What happens when you don’t pay your property taxes and then sell your home?
When I checked my mail a couple of weeks ago, I was met with an unwanted surprise…my property tax bills.
The bills reminded me of a prominent senator from Massachusetts who was in hot water several years ago for docking his yacht in a neighboring state that did not have sales or excise tax regarding the yacht. The claim was that this was intentionally done to avoid taxes required in his home state. The senator did end up paying the taxes to his home state that would have been due if the boat was docked in the state.
I’m sure everyone knows it is important to pay taxes due on personal property such as yachts, boats, RVs, ATVs and even some storage buildings. However, few are aware that in North Carolina unpaid personal property taxes can have implications on any real property when you are selling your home.

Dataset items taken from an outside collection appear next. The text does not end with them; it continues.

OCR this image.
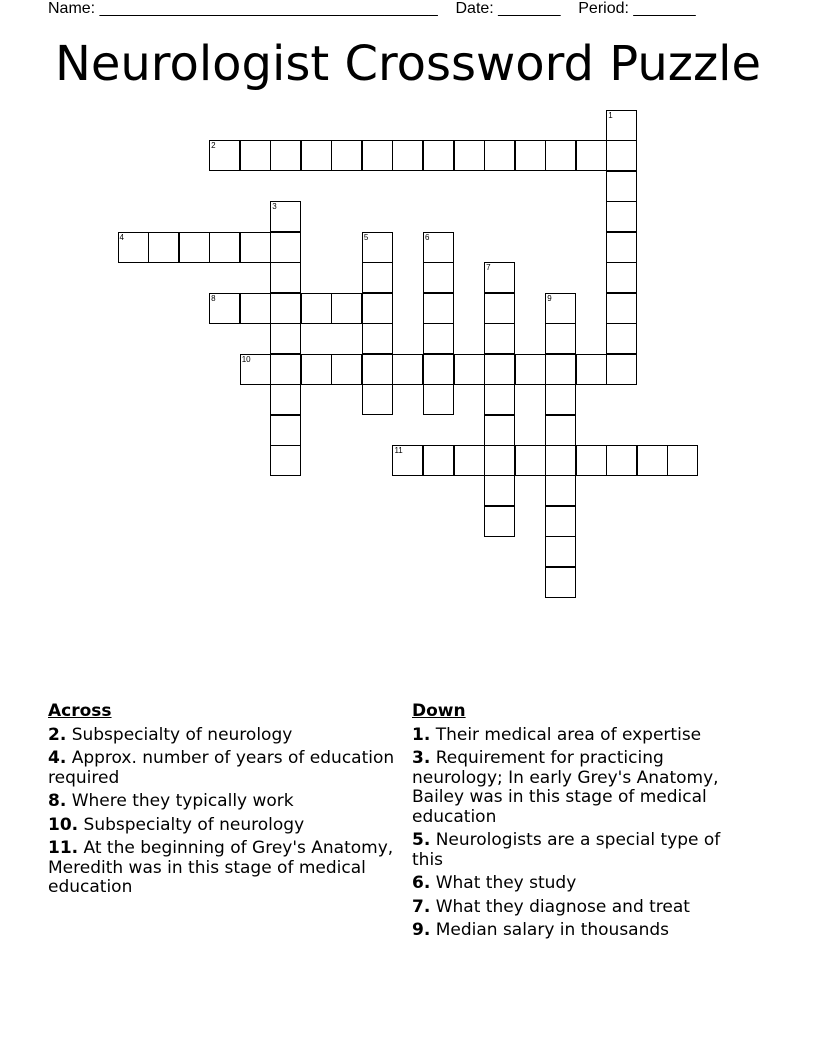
Name: ______________________________________    Date: _______    Period: _______
Neurologist Crossword Puzzle
2
4
8
10
11
1
3
5	6
7
9
Across
2. Subspecialty of neurology
4. Approx. number of years of education required
8. Where they typically work
10. Subspecialty of neurology
11. At the beginning of Grey's Anatomy, Meredith was in this stage of medical education
Down
1. Their medical area of expertise
3. Requirement for practicing neurology; In early Grey's Anatomy, Bailey was in this stage of medical education
5. Neurologists are a special type of this
6. What they study
7. What they diagnose and treat
9. Median salary in thousands
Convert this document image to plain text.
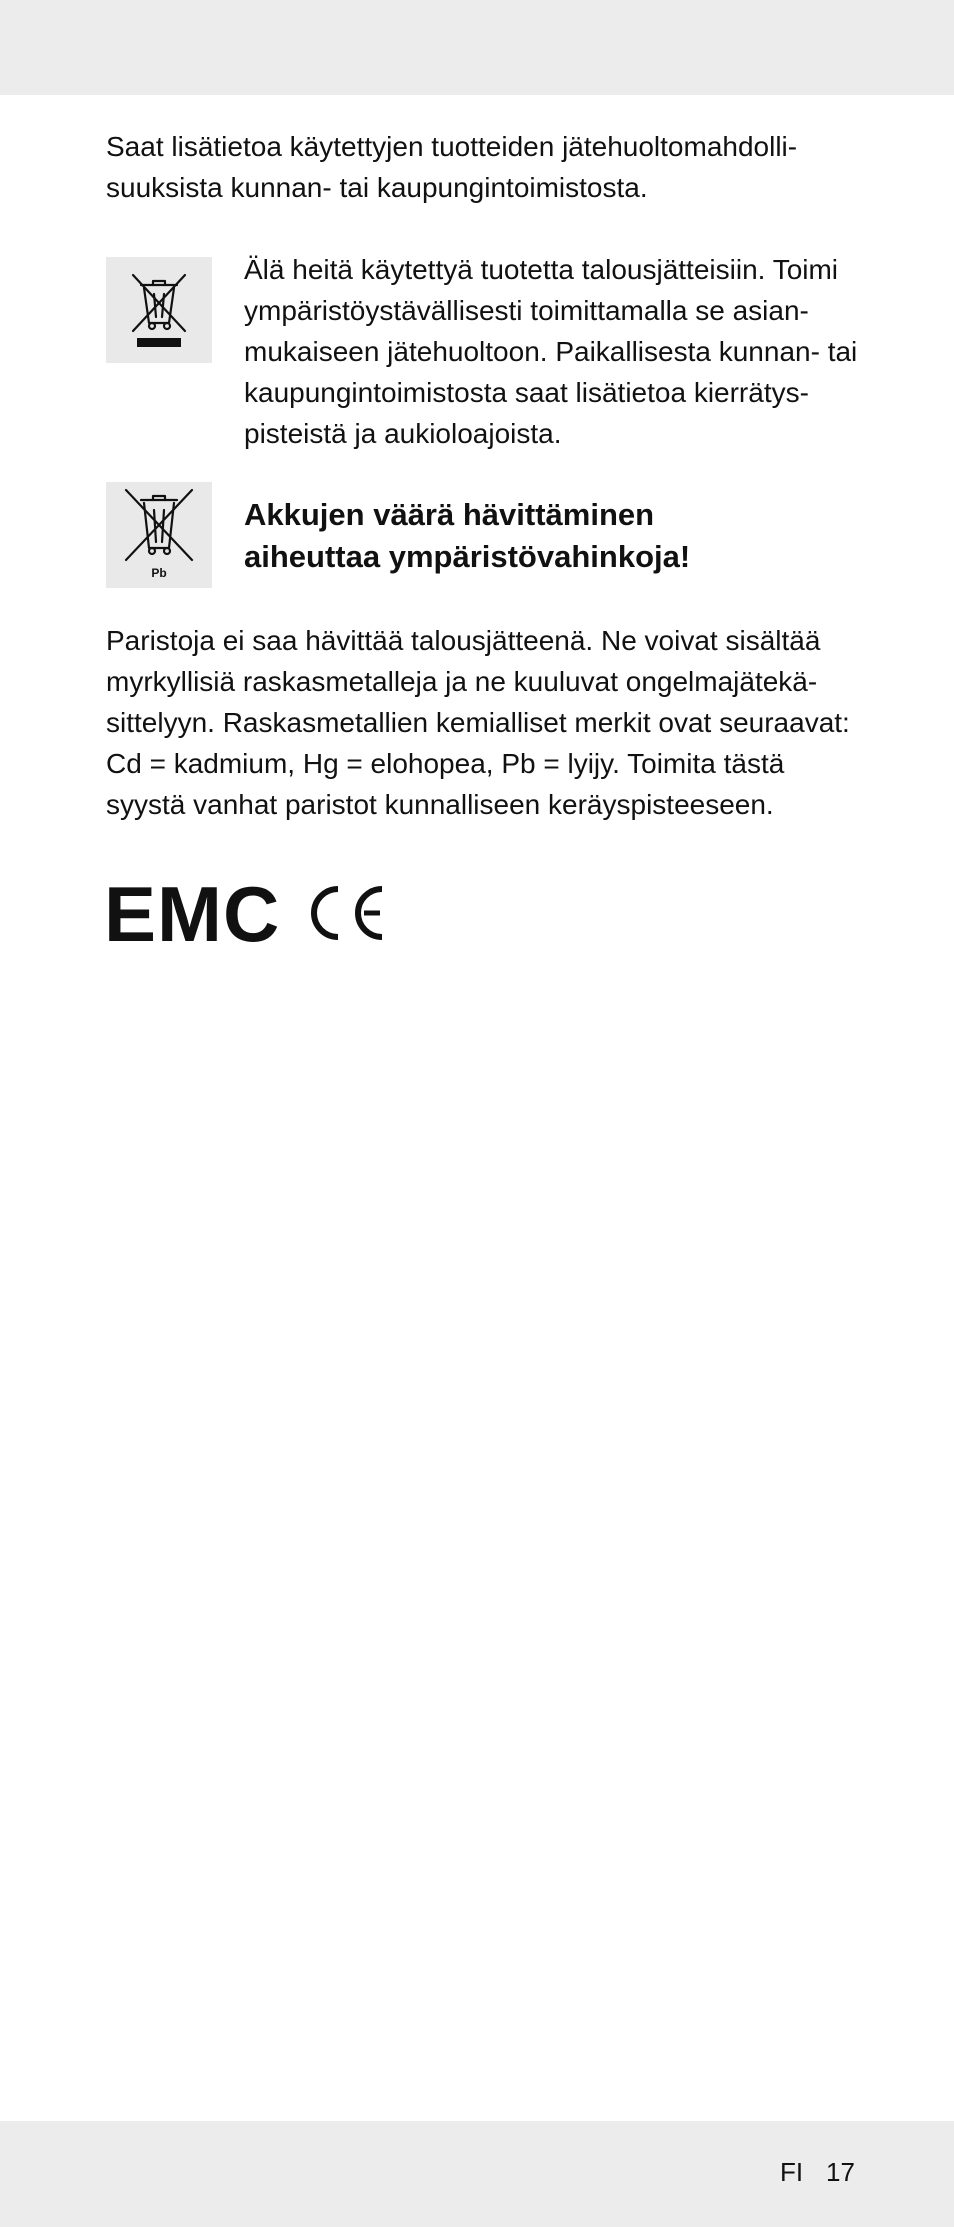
Saat lisätietoa käytettyjen tuotteiden jätehuoltomahdolli-
suuksista kunnan- tai kaupungintoimistosta.

Älä heitä käytettyä tuotetta talousjätteisiin. Toimi
ympäristöystävällisesti toimittamalla se asian-
mukaiseen jätehuoltoon. Paikallisesta kunnan- tai
kaupungintoimistosta saat lisätietoa kierrätys-
pisteistä ja aukioloajoista.

Pb
Akkujen väärä hävittäminen
aiheuttaa ympäristövahinkoja!

Paristoja ei saa hävittää talousjätteenä. Ne voivat sisältää
myrkyllisiä raskasmetalleja ja ne kuuluvat ongelmajätekä-
sittelyyn. Raskasmetallien kemialliset merkit ovat seuraavat:
Cd = kadmium, Hg = elohopea, Pb = lyijy. Toimita tästä
syystä vanhat paristot kunnalliseen keräyspisteeseen.

EMC
FI 17
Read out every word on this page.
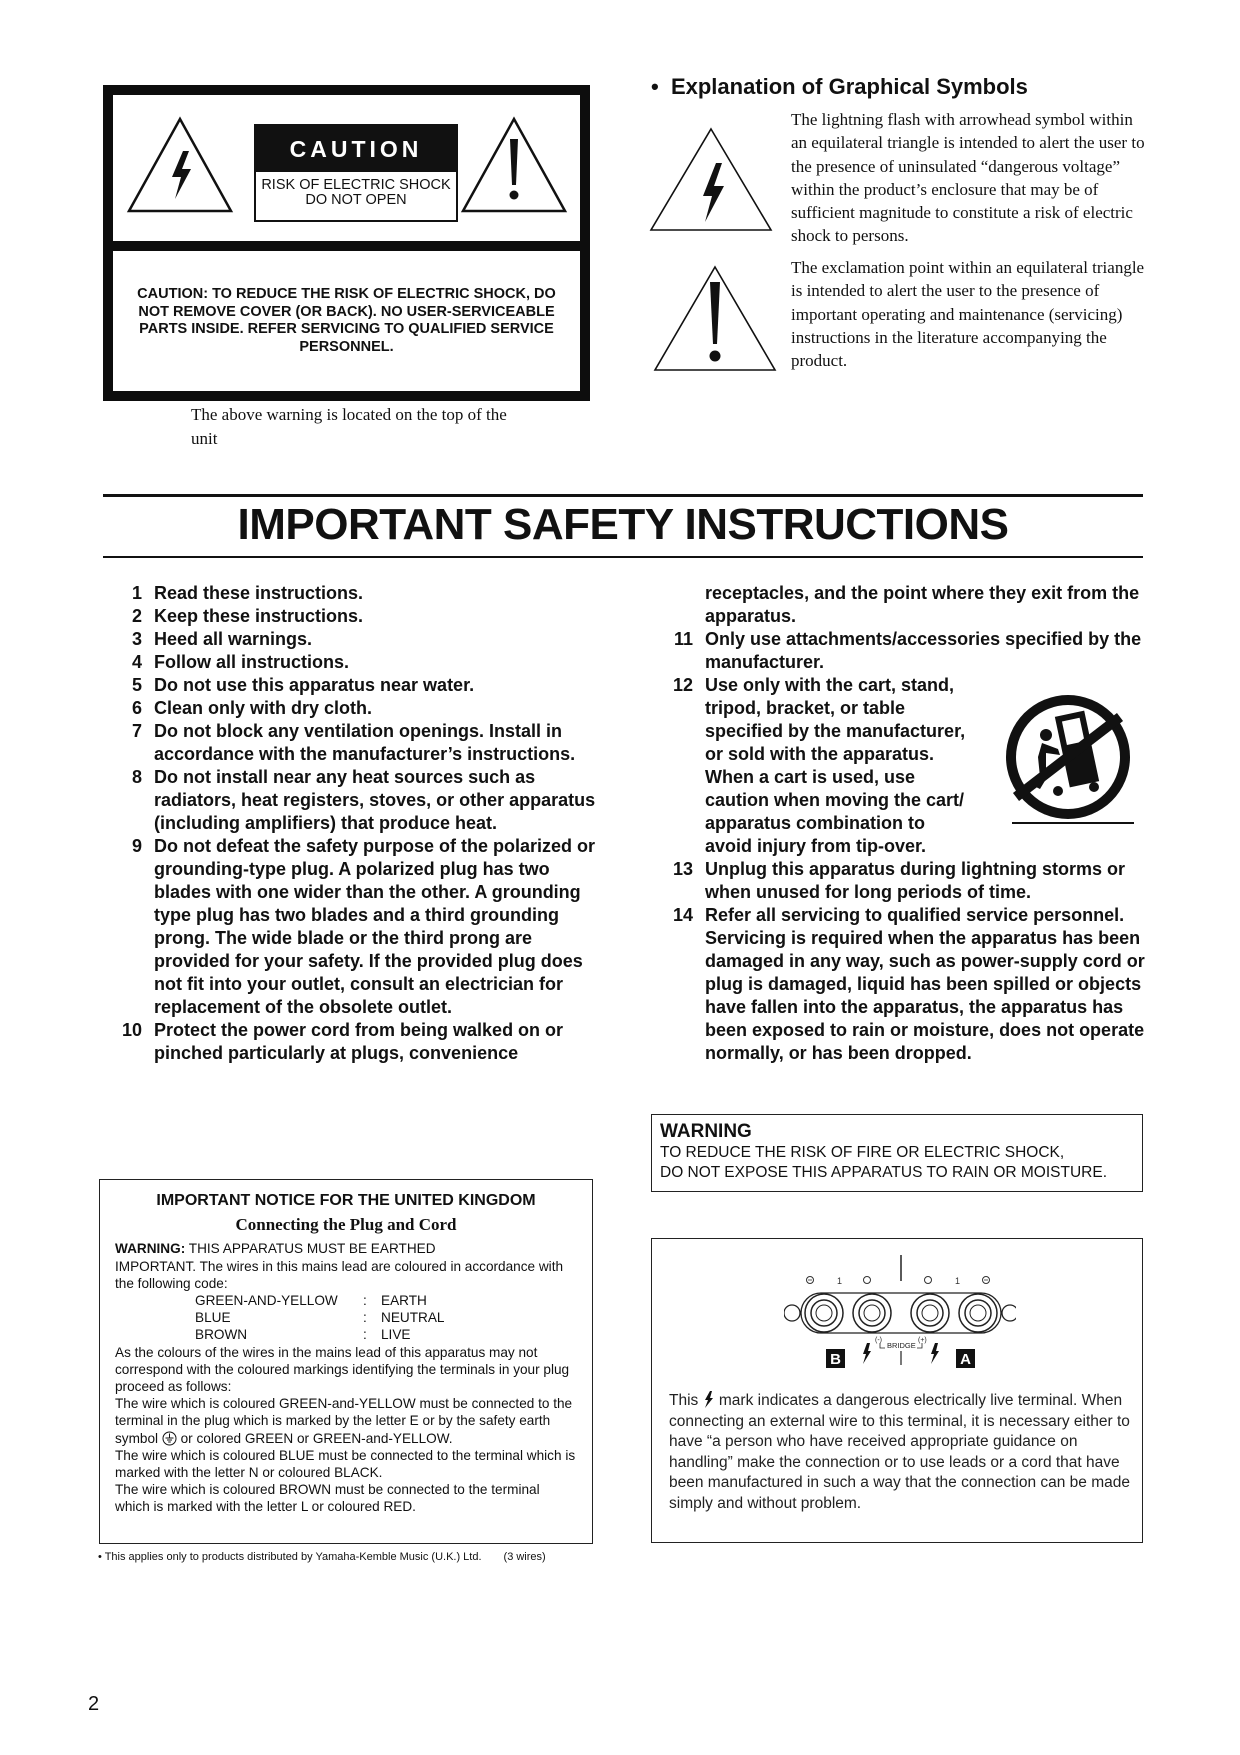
CAUTION
RISK OF ELECTRIC SHOCK
DO NOT OPEN
CAUTION: TO REDUCE THE RISK OF ELECTRIC SHOCK, DO NOT REMOVE COVER (OR BACK). NO USER-SERVICEABLE PARTS INSIDE. REFER SERVICING TO QUALIFIED SERVICE PERSONNEL.
The above warning is located on the top of the unit
•  Explanation of Graphical Symbols
The lightning flash with arrowhead symbol within an equilateral triangle is intended to alert the user to the presence of uninsulated “dangerous voltage” within the product’s enclosure that may be of sufficient magnitude to constitute a risk of electric shock to persons.
The exclamation point within an equilateral triangle is intended to alert the user to the presence of important operating and maintenance (servicing) instructions in the literature accompanying the product.
IMPORTANT SAFETY INSTRUCTIONS
1 Read these instructions.
2 Keep these instructions.
3 Heed all warnings.
4 Follow all instructions.
5 Do not use this apparatus near water.
6 Clean only with dry cloth.
7 Do not block any ventilation openings. Install in accordance with the manufacturer’s instructions.
8 Do not install near any heat sources such as radiators, heat registers, stoves, or other apparatus (including amplifiers) that produce heat.
9 Do not defeat the safety purpose of the polarized or grounding-type plug. A polarized plug has two blades with one wider than the other. A grounding type plug has two blades and a third grounding prong. The wide blade or the third prong are provided for your safety. If the provided plug does not fit into your outlet, consult an electrician for replacement of the obsolete outlet.
10 Protect the power cord from being walked on or pinched particularly at plugs, convenience
receptacles, and the point where they exit from the apparatus.
11 Only use attachments/accessories specified by the manufacturer.
12 Use only with the cart, stand, tripod, bracket, or table specified by the manufacturer, or sold with the apparatus. When a cart is used, use caution when moving the cart/ apparatus combination to avoid injury from tip-over.
13 Unplug this apparatus during lightning storms or when unused for long periods of time.
14 Refer all servicing to qualified service personnel. Servicing is required when the apparatus has been damaged in any way, such as power-supply cord or plug is damaged, liquid has been spilled or objects have fallen into the apparatus, the apparatus has been exposed to rain or moisture, does not operate normally, or has been dropped.
WARNING
TO REDUCE THE RISK OF FIRE OR ELECTRIC SHOCK,
DO NOT EXPOSE THIS APPARATUS TO RAIN OR MOISTURE.
IMPORTANT NOTICE FOR THE UNITED KINGDOM
Connecting the Plug and Cord
WARNING: THIS APPARATUS MUST BE EARTHED
IMPORTANT. The wires in this mains lead are coloured in accordance with the following code:
GREEN-AND-YELLOW	:	EARTH
BLUE	:	NEUTRAL
BROWN	:	LIVE
As the colours of the wires in the mains lead of this apparatus may not correspond with the coloured markings identifying the terminals in your plug proceed as follows:
The wire which is coloured GREEN-and-YELLOW must be connected to the terminal in the plug which is marked by the letter E or by the safety earth symbol  or colored GREEN or GREEN-and-YELLOW.
The wire which is coloured BLUE must be connected to the terminal which is marked with the letter N or coloured BLACK.
The wire which is coloured BROWN must be connected to the terminal which is marked with the letter L or coloured RED.
• This applies only to products distributed by Yamaha-Kemble Music (U.K.) Ltd. (3 wires)
1	1
(-)	(+)
BRIDGE
B	A
This  mark indicates a dangerous electrically live terminal. When connecting an external wire to this terminal, it is necessary either to have “a person who have received appropriate guidance on handling” make the connection or to use leads or a cord that have been manufactured in such a way that the connection can be made simply and without problem.
2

Let’s review, in part, N.C. General Statute § 105-355. “Creation of tax lien; date as of which lien attaches.”:
(a) Lien on Real Property — "…and the lien for taxes levied on personal property shall attach to all real property of the taxpayer in the taxing unit on the same date."
Taxes on Motor Vehicles are treated differently. The taxes due on a Motor Vehicle only attach to that Motor Vehicle and are collected each time you renew your registration. They do not attach to real property.
This all is important to remember if you are selling your real property because this lien must be paid before you can convey the property free and clear of liens. The amount you may have thought you would clear from the sale of your real property will be reduced, and in some cases, you may actually need to bring money in to sell your real property.
For buyers this is equally important because if the personal property taxes are not paid at closing, the buyer will take the property subject to the personal property tax lien.
This underscores the importance of having an experienced attorney examine the title to any real property that you are purchasing.